# Gauge transformations and Covariant derivatives commute

I would like to understand the statement

"Gauge transformations and Covariant derivatives commute on fields on which the algebra is closed off-shell"

which was taken from section 11.2.1 (page 223) of Supergravity by Freedman and Van Proeyen. In this text the authors support this statement by proving the following $$\delta(\epsilon)\mathcal{D}_{\mu}\phi-\epsilon^A\mathcal{D}_{\mu}T_A\phi=0 \tag{1}$$ where $\epsilon^A(x)$ is the gauge parameter for the symmetry transformation generated by the operator $T_A$, $\delta(\epsilon)$ is a gauge transformation, $\mathcal{D}_{\mu}=\partial_{\mu}-B_{\mu}{}^{A}T_A$ is the covariant derivative and $B_{\mu}{}^{A}(x)$ is the gauge field corresponding to each gauged symmetry.
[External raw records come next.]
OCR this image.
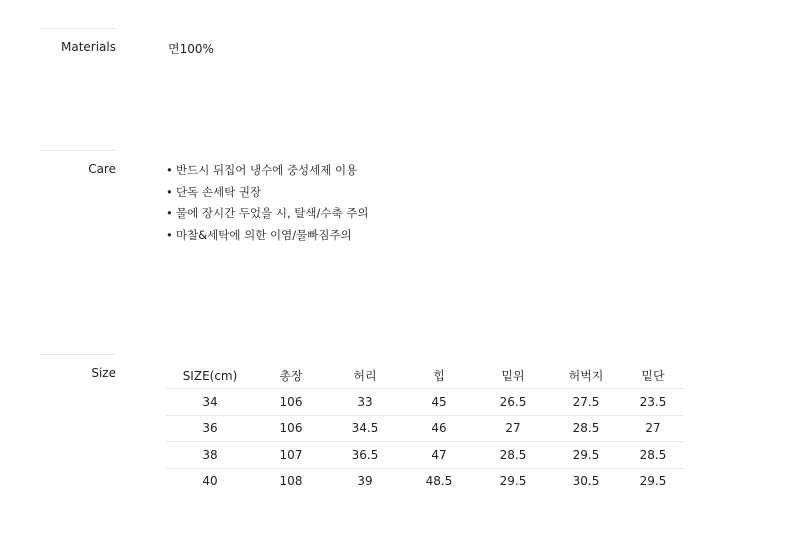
Materials	면100%
Care	• 반드시 뒤집어 냉수에 중성세제 이용
• 단독 손세탁 권장
• 물에 장시간 두었을 시, 탈색/수축 주의
• 마찰&세탁에 의한 이염/물빠짐주의
Size	SIZE(cm)	총장	허리	힙	밑위	허벅지	밑단
34	106	33	45	26.5	27.5	23.5
36	106	34.5	46	27	28.5	27
38	107	36.5	47	28.5	29.5	28.5
40	108	39	48.5	29.5	30.5	29.5
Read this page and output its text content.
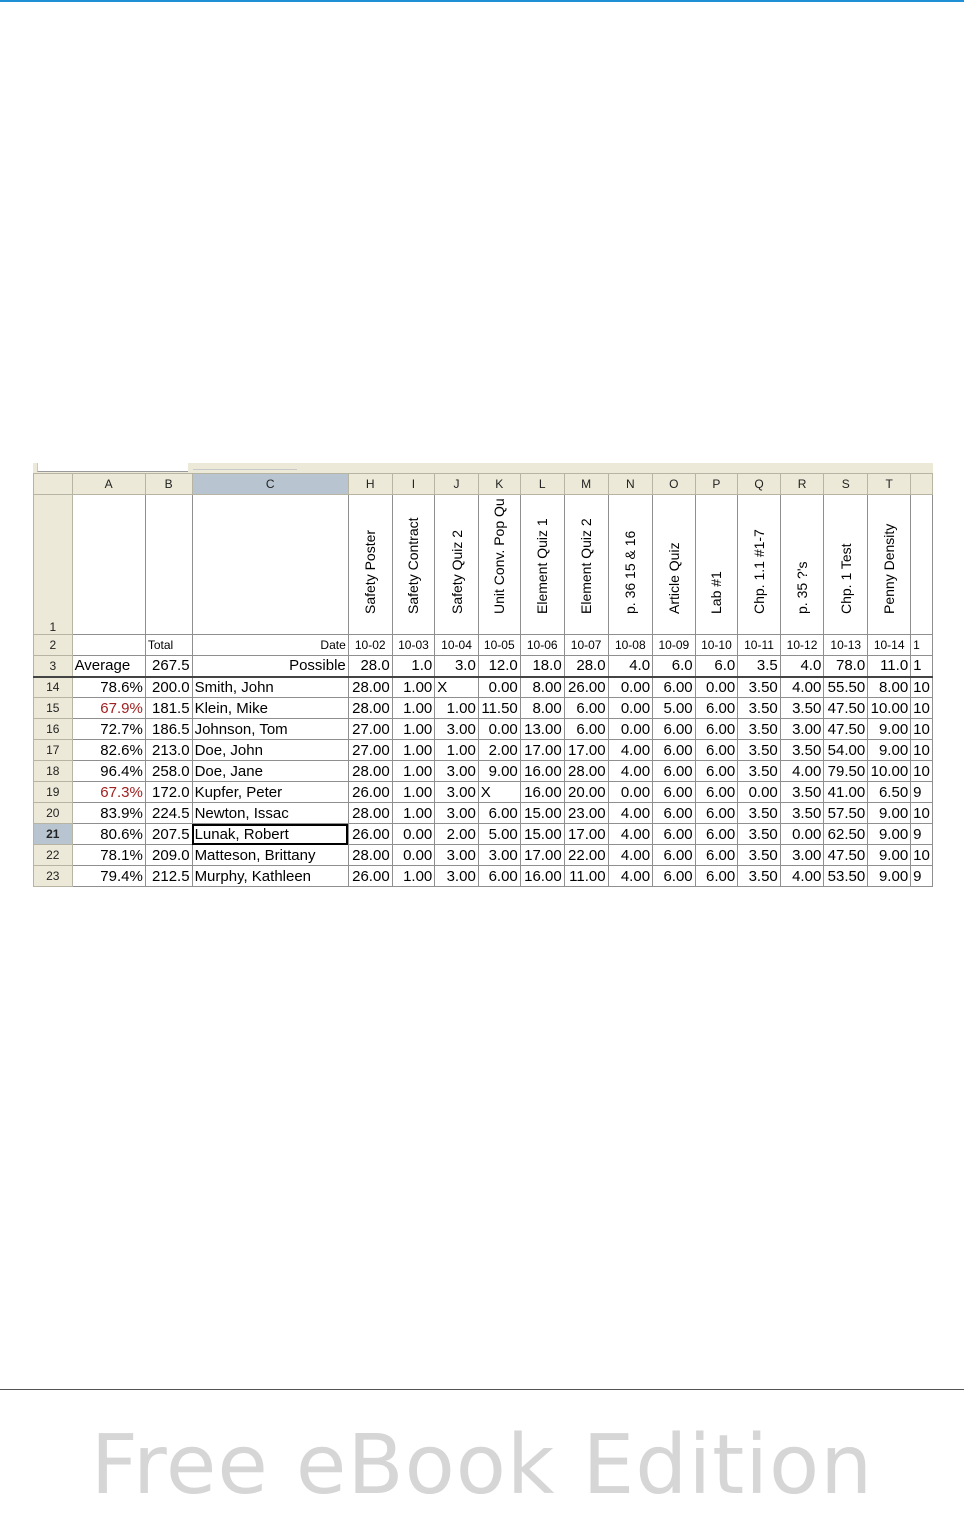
	A	B	C	H	I	J	K	L	M	N	O	P	Q	R	S	T	
1				Safety Poster	Safety Contract	Safety Quiz 2	Unit Conv. Pop Qu	Element Quiz 1	Element Quiz 2	p. 36 15 & 16	Article Quiz	Lab #1	Chp. 1.1 #1-7	p. 35 ?'s	Chp. 1 Test	Penny Density	

2		Total	Date	10-02	10-03	10-04	10-05	10-06	10-07	10-08	10-09	10-10	10-11	10-12	10-13	10-14	1
3	Average	267.5	Possible	28.0	1.0	3.0	12.0	18.0	28.0	4.0	6.0	6.0	3.5	4.0	78.0	11.0	1
14	78.6%	200.0	Smith, John	28.00	1.00	X	0.00	8.00	26.00	0.00	6.00	0.00	3.50	4.00	55.50	8.00	10
15	67.9%	181.5	Klein, Mike	28.00	1.00	1.00	11.50	8.00	6.00	0.00	5.00	6.00	3.50	3.50	47.50	10.00	10
16	72.7%	186.5	Johnson, Tom	27.00	1.00	3.00	0.00	13.00	6.00	0.00	6.00	6.00	3.50	3.00	47.50	9.00	10
17	82.6%	213.0	Doe, John	27.00	1.00	1.00	2.00	17.00	17.00	4.00	6.00	6.00	3.50	3.50	54.00	9.00	10
18	96.4%	258.0	Doe, Jane	28.00	1.00	3.00	9.00	16.00	28.00	4.00	6.00	6.00	3.50	4.00	79.50	10.00	10
19	67.3%	172.0	Kupfer, Peter	26.00	1.00	3.00	X	16.00	20.00	0.00	6.00	6.00	0.00	3.50	41.00	6.50	9
20	83.9%	224.5	Newton, Issac	28.00	1.00	3.00	6.00	15.00	23.00	4.00	6.00	6.00	3.50	3.50	57.50	9.00	10
21	80.6%	207.5	Lunak, Robert	26.00	0.00	2.00	5.00	15.00	17.00	4.00	6.00	6.00	3.50	0.00	62.50	9.00	9
22	78.1%	209.0	Matteson, Brittany	28.00	0.00	3.00	3.00	17.00	22.00	4.00	6.00	6.00	3.50	3.00	47.50	9.00	10
23	79.4%	212.5	Murphy, Kathleen	26.00	1.00	3.00	6.00	16.00	11.00	4.00	6.00	6.00	3.50	4.00	53.50	9.00	9
Free eBook Edition
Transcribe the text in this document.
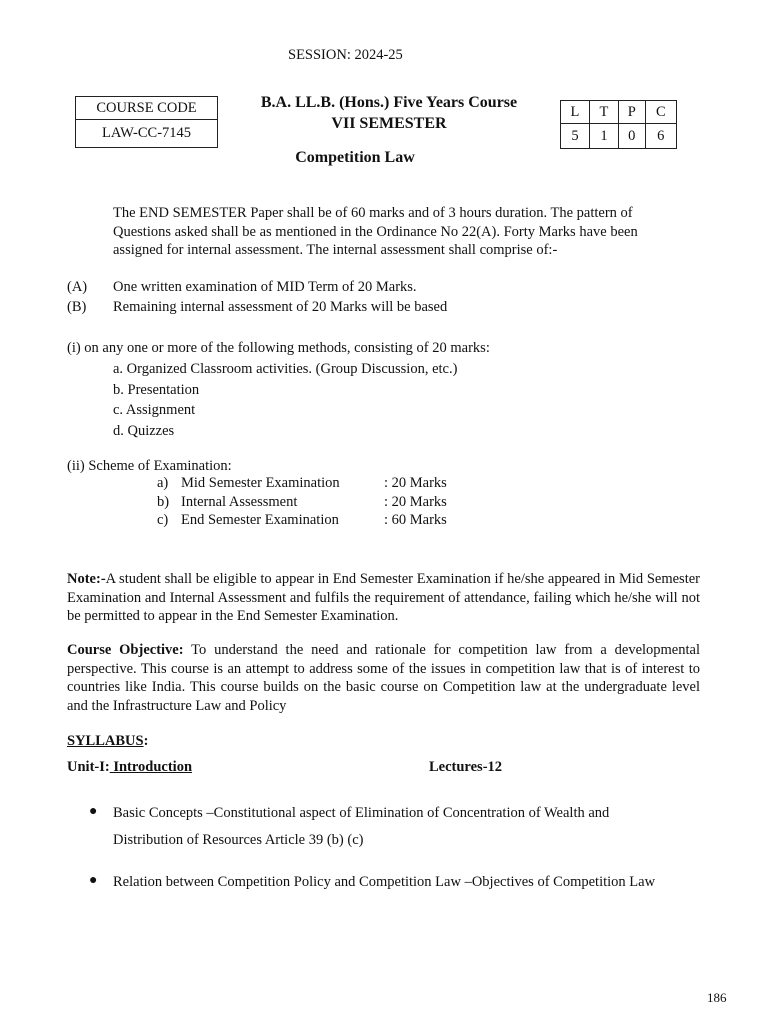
SESSION: 2024-25
COURSE CODE
LAW-CC-7145
B.A. LL.B. (Hons.) Five Years Course
VII SEMESTER
Competition Law
L	T	P	C
5	1	0	6
The END SEMESTER Paper shall be of 60 marks and of 3 hours duration. The pattern of Questions asked shall be as mentioned in the Ordinance No 22(A). Forty Marks have been assigned for internal assessment. The internal assessment shall comprise of:-
(A) One written examination of MID Term of 20 Marks.
(B) Remaining internal assessment of 20 Marks will be based
(i) on any one or more of the following methods, consisting of 20 marks:
a. Organized Classroom activities. (Group Discussion, etc.)
b. Presentation
c. Assignment
d. Quizzes
(ii) Scheme of Examination:
a) Mid Semester Examination	: 20 Marks
b) Internal Assessment	: 20 Marks
c) End Semester Examination	: 60 Marks
Note:-A student shall be eligible to appear in End Semester Examination if he/she appeared in Mid Semester Examination and Internal Assessment and fulfils the requirement of attendance, failing which he/she will not be permitted to appear in the End Semester Examination.
Course Objective: To understand the need and rationale for competition law from a developmental perspective. This course is an attempt to address some of the issues in competition law that is of interest to countries like India. This course builds on the basic course on Competition law at the undergraduate level and the Infrastructure Law and Policy
SYLLABUS:
Unit-I: Introduction	Lectures-12
● Basic Concepts –Constitutional aspect of Elimination of Concentration of Wealth and
Distribution of Resources Article 39 (b) (c)
● Relation between Competition Policy and Competition Law –Objectives of Competition Law
186
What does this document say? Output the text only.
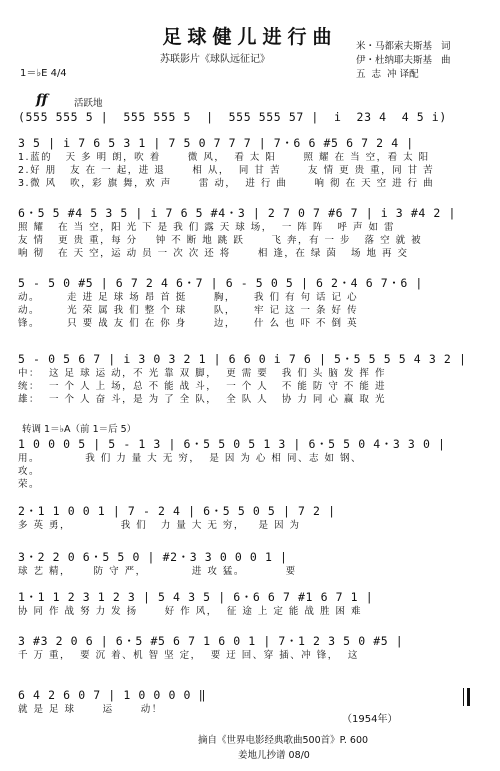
足球健儿进行曲
苏联影片《球队远征记》
米・马都索夫斯基   词
伊・杜纳耶夫斯基   曲
五  志  冲 译配
1＝♭E 4/4
ff	活跃地
(555 555 5 |  555 555 5  |  555 555 57 |  i  23 4  4 5 i)
3 5 | i 7 6 5 3 1 | 7 5 0 7 7 7 | 7・6 6 #5 6 7 2 4 |
1.蓝的   天 多 明 朗，吹 着      微 风，  看 太 阳      照 耀 在 当 空，看 太 阳
2.好 朋   友 在 一 起，进 退      相 从，  同 甘 苦      友 情 更 贵 重，同 甘 苦
3.微 风   吹，彩 旗 舞，欢 声      雷 动，  进 行 曲      响 彻 在 天 空 进 行 曲
6・5 5 #4 5 3 5 | i 7 6 5 #4・3 | 2 7 0 7 #6 7 | i 3 #4 2 |
照 耀   在 当 空，阳 光 下 是 我 们 露 天 球 场，  一 阵 阵   呼 声 如 雷
友 情   更 贵 重，每 分    钟 不 断 地 跳 跃      飞 奔，有 一 步   落 空 就 被
响 彻   在 天 空，运 动 员 一 次 次 还 将      相 逢，在 绿 茵   场 地 再 交
5 - 5 0 #5 | 6 7 2 4 6・7 | 6 - 5 0 5 | 6 2・4 6 7・6 |
动。      走 进 足 球 场 昂 首 挺      胸，    我 们 有 句 话 记 心
动。      光 荣 属 我 们 整 个 球      队，    牢 记 这 一 条 好 传
锋。      只 要 战 友 们 在 你 身      边，    什 么 也 吓 不 倒 英
5 - 0 5 6 7 | i 3 0 3 2 1 | 6 6 0 i 7 6 | 5・5 5 5 5 4 3 2 |
中：  这 足 球 运 动，不 光 靠 双 脚，  更 需 要   我 们 头 脑 发 挥 作
统：  一 个 人 上 场，总 不 能 战 斗，  一 个 人   不 能 防 守 不 能 进
雄：  一 个 人 奋 斗，是 为 了 全 队，  全 队 人   协 力 同 心 赢 取 光
转调 1＝♭A（前 1＝后 5）
1 0 0 0 5 | 5 - 1 3 | 6・5 5 0 5 1 3 | 6・5 5 0 4・3 3 0 |
用。          我 们 力 量 大 无 穷，  是 因 为 心 相 同、志 如 钢、
攻。
荣。
2・1 1 0 0 1 | 7 - 2 4 | 6・5 5 0 5 | 7 2 |
多 英 勇，           我 们   力 量 大 无 穷，   是 因 为
3・2 2 0 6・5 5 0 | #2・3 3 0 0 0 1 |
球 艺 精，     防 守 严，          进 攻 猛。         要
1・1 1 2 3 1 2 3 | 5 4 3 5 | 6・6 6 7 #1 6 7 1 |
协 同 作 战 努 力 发 扬      好 作 风，  征 途 上 定 能 战 胜 困 难
3 #3 2 0 6 | 6・5 #5 6 7 1 6 0 1 | 7・1 2 3 5 0 #5 |
千 万 重，  要 沉 着、机 智 坚 定，  要 迂 回、穿 插、冲 锋，  这
6 4 2 6 0 7 | 1 0 0 0 0 ‖
就 是 足 球      运      动！
（1954年）
摘自《世界电影经典歌曲500首》P. 600
姜地儿抄谱 08/0
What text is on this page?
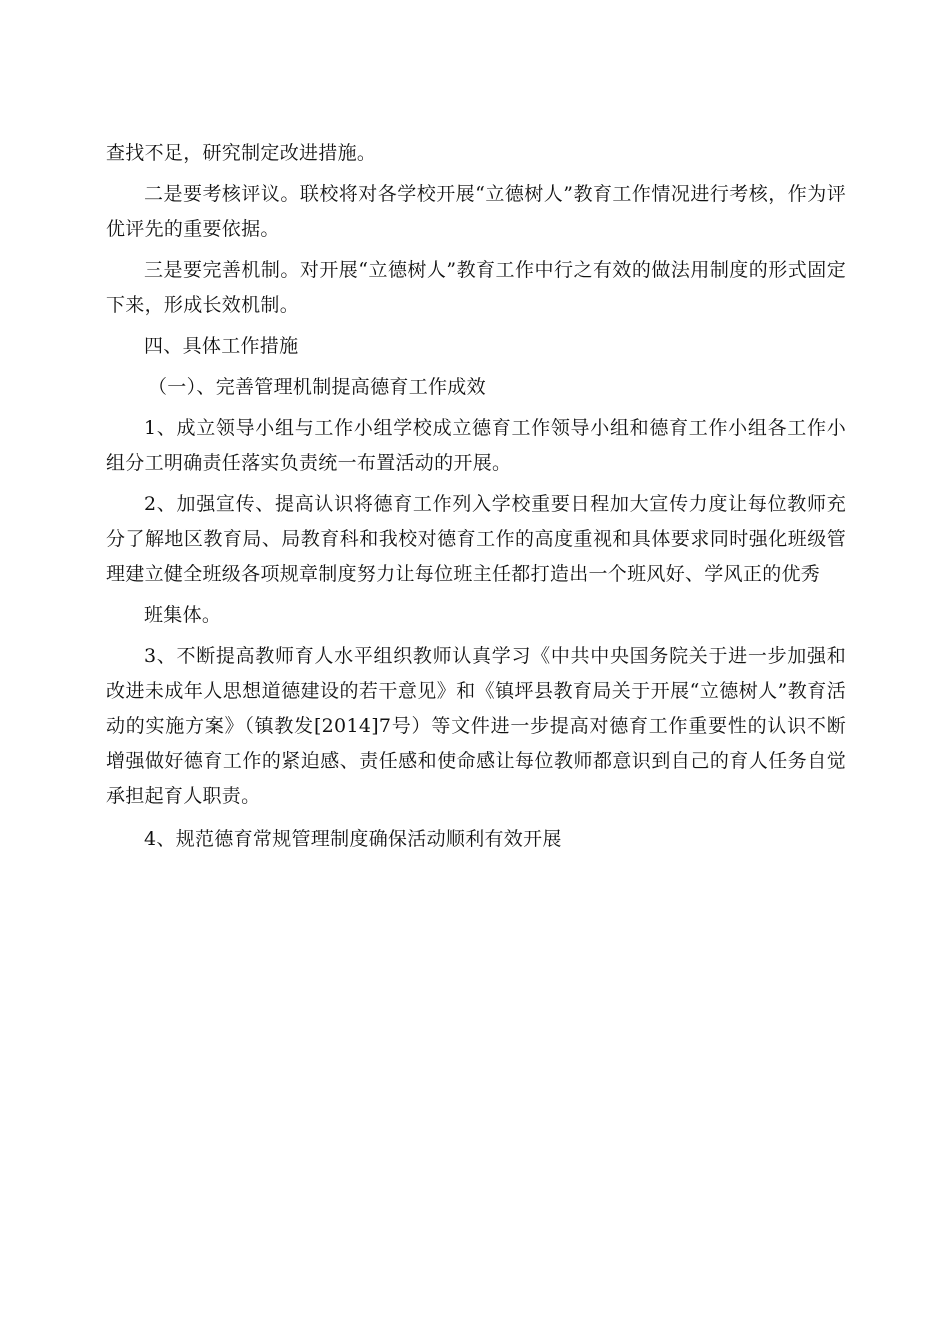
查找不足，研究制定改进措施。

二是要考核评议。联校将对各学校开展“立德树人”教育工作情况进行考核，作为评优评先的重要依据。

三是要完善机制。对开展“立德树人”教育工作中行之有效的做法用制度的形式固定下来，形成长效机制。

四、具体工作措施

（一）、完善管理机制提高德育工作成效

1、成立领导小组与工作小组学校成立德育工作领导小组和德育工作小组各工作小组分工明确责任落实负责统一布置活动的开展。

2、加强宣传、提高认识将德育工作列入学校重要日程加大宣传力度让每位教师充分了解地区教育局、局教育科和我校对德育工作的高度重视和具体要求同时强化班级管理建立健全班级各项规章制度努力让每位班主任都打造出一个班风好、学风正的优秀

班集体。

3、不断提高教师育人水平组织教师认真学习《中共中央国务院关于进一步加强和改进未成年人思想道德建设的若干意见》和《镇坪县教育局关于开展“立德树人”教育活动的实施方案》（镇教发[2014]7号）等文件进一步提高对德育工作重要性的认识不断增强做好德育工作的紧迫感、责任感和使命感让每位教师都意识到自己的育人任务自觉承担起育人职责。

4、规范德育常规管理制度确保活动顺利有效开展
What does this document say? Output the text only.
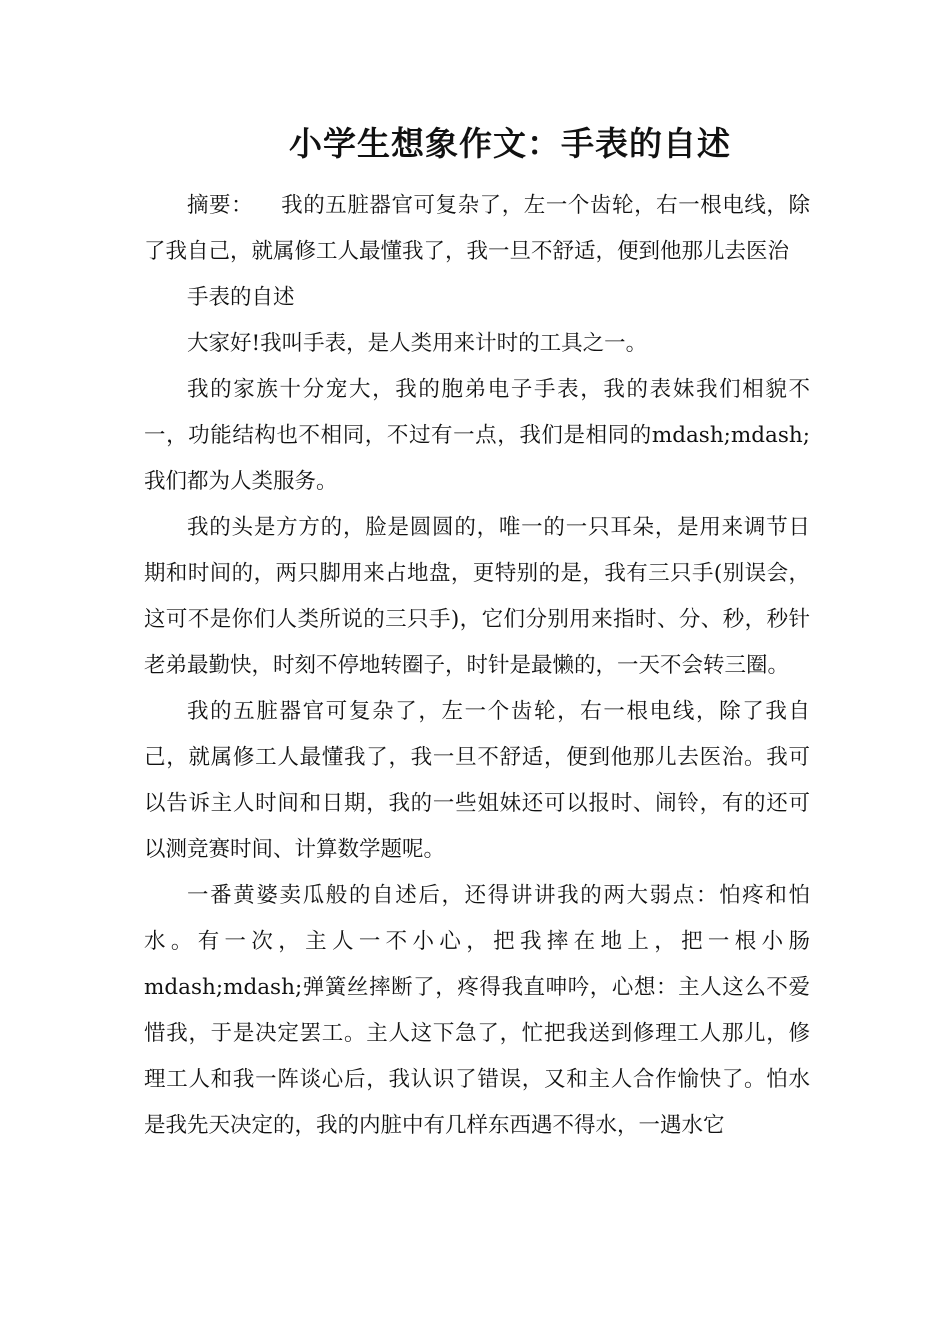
小学生想象作文：手表的自述

摘要： 我的五脏器官可复杂了，左一个齿轮，右一根电线，除了我自己，就属修工人最懂我了，我一旦不舒适，便到他那儿去医治

手表的自述

大家好!我叫手表，是人类用来计时的工具之一。

我的家族十分宠大，我的胞弟电子手表，我的表妹我们相貌不一，功能结构也不相同，不过有一点，我们是相同的mdash;mdash;我们都为人类服务。

我的头是方方的，脸是圆圆的，唯一的一只耳朵，是用来调节日期和时间的，两只脚用来占地盘，更特别的是，我有三只手(别误会，这可不是你们人类所说的三只手)，它们分别用来指时、分、秒，秒针老弟最勤快，时刻不停地转圈子，时针是最懒的，一天不会转三圈。

我的五脏器官可复杂了，左一个齿轮，右一根电线，除了我自己，就属修工人最懂我了，我一旦不舒适，便到他那儿去医治。我可以告诉主人时间和日期，我的一些姐妹还可以报时、闹铃，有的还可以测竞赛时间、计算数学题呢。

一番黄婆卖瓜般的自述后，还得讲讲我的两大弱点：怕疼和怕水。有一次，主人一不小心，把我摔在地上，把一根小肠mdash;mdash;弹簧丝摔断了，疼得我直呻吟，心想：主人这么不爱惜我，于是决定罢工。主人这下急了，忙把我送到修理工人那儿，修理工人和我一阵谈心后，我认识了错误，又和主人合作愉快了。怕水是我先天决定的，我的内脏中有几样东西遇不得水，一遇水它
I have no problem in deriving the result $(1)$, but I don't understand why the result $(1)$ is equivalent to the statement in the yellow box. In particular, why is the statement in the yellow box not equivalent to $$\delta(\epsilon)\mathcal{D}_{\mu}\phi-\mathcal{D}_{\mu}\delta(\epsilon)\phi=0~?$$

Given a covariant derivative $D_\mu$ that transforms to $D'_\mu$ and a field $\phi$ that transforms as $\phi' = U(\epsilon)\phi$ under a finite gauge transformation $U(\epsilon) = \mathrm{e}^{\epsilon^a T^a}$, we require that the transform of $D_\mu \phi$ is equal to $U(\epsilon) D_\mu \phi$. In formulae: $$D'_\mu \phi' = UD_\mu\phi.$$
Infinitesimally, this means $$\delta(\epsilon)(D_\mu \phi) = (\epsilon^a T^a) D_\mu \phi = \epsilon^a D_\mu(T^a\phi),$$ since the infinitesimal version of $D'_\mu \phi'$ is $\delta(\epsilon) D_\mu \phi$ by definition and the infinitesimal action of $U$ on $D_\mu\phi$ is $(\epsilon^a T^a)D_\mu \phi)$. This is precisely what Freedman and Van Proeyen show.